Customer segmentation research is best used if you’re ready to give customers individualized experiences. Not every customer in your target market is the same. The more you understand each specific persona, the easier it is to focus on delivering personalized marketing, build loyal relations, price products effectively, and forecast how new products and services will perform in each segment.

How to do it

Market researchers use four characteristics to segment customers.

  • Demographics: demographic information such as age, gender, family status, education, household income, occupation and so on

  • Geography: where people live, from cities and countries to whether they are city dwellers or suburbanites

  • Psychographics: socioeconomic status, class, lifestyle, personality traits, generation, interests, hobbies, etc.

  • Behavior: brand affinity, consumption and shopping habits, spending, etc.

A researcher will identify your current customers and collect data about them through various market research methods, such as surveys, database research, website analytics, interviews, and focus groups. The aim is to gather as much information as possible.

7. Product development

Market research for product development involves using customer knowledge to inform the entire process of creating or improving a product, service, or app and bringing it to market.

When to use it

Innovation is hard work. A quick Google will tell you that 80–95% of new products fail every year. Conducting market research for product and app development helps minimize the risk of a new product or change going bust as it enters the market. There are three stages where you can use market research:

  • Conception: The moment you’re thinking about adding something new, market research can find market opportunities and provide insights into customer challenges or their jobs-to-be-done, so you can find a way to fill the gap.

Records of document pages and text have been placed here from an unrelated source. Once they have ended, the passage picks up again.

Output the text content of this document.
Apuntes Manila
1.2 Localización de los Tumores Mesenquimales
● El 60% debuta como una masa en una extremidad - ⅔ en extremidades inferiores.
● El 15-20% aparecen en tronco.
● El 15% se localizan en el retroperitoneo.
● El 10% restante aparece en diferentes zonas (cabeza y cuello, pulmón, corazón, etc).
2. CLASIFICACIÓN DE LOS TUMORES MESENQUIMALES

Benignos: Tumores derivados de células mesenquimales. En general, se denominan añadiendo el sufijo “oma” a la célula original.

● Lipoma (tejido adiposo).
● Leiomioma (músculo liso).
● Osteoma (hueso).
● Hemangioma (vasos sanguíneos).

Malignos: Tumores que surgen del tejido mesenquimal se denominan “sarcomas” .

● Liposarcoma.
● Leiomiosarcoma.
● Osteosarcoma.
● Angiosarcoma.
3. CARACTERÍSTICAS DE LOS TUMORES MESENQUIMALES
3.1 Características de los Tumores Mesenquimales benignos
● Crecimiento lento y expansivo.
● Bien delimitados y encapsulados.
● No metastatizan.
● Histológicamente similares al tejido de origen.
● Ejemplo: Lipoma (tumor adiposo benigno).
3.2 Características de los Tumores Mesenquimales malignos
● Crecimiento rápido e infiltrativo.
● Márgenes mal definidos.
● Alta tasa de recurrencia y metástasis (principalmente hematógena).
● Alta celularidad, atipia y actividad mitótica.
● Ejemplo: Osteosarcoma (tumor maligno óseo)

  • Formation: Once you have an idea, market researchers can help you turn it into a concept that can be tested. You can learn more about strategizing pricing, testing advertising and packaging, value proposition, and so on.

  • Introduction: Market research can help you gauge attitudes toward the product once it’s in the market and adapt your messaging as it rolls out.

Keep making the product better or find opportunities to introduce it to new markets.

How to do it

Product development research will utilize different market research methods, depending on the goal of the research. A researcher could present focus groups with product concepts and listen to their opinions, conduct interviews to learn more about their pain points, or perform user testing to see how they interact with an app or website.

8. Usability testing

Usability testing is concerned with understanding how customers use your products in real time. It can involve physical products, like a new blender, or digital products like a website or app.

When to use it

Usability testing is helpful when you need to detect problems or bugs in early prototypes or beta versions before launching them. It typically costs far less to test a product or service beforehand than to pull a flawed product off the shelves or lose sales because of poor functionality.

How to do it

There are several types of usability tests, which vary based on whether you’re testing a physical or digital product.

  • Journey testing involves observing the customer experience on an app or website and monitoring how they perform. This type of study can be done online

  • Eye tracking studies monitor where people’s eyes are drawn. Generally, they are conducted on websites and apps, but can also be done in stores to analyze where people look while shopping

  • Learn ability studies quantify the learning curve over time to see which problems people encounter after repeating the same task

  • Click tracking follows users’ activity on websites to evaluate the linking structure of a website

  • Checklist testing involves giving users tasks to perform and recording or asking them to review their experience

Combining types of market research with Typeform

When it comes to market research, you need to ask yourself what business challenge or question you’re trying to address. Then, select the appropriate methods and tools, such as market research automation, to simplify your process.From there, the world of useful data and actionable insights will open to you.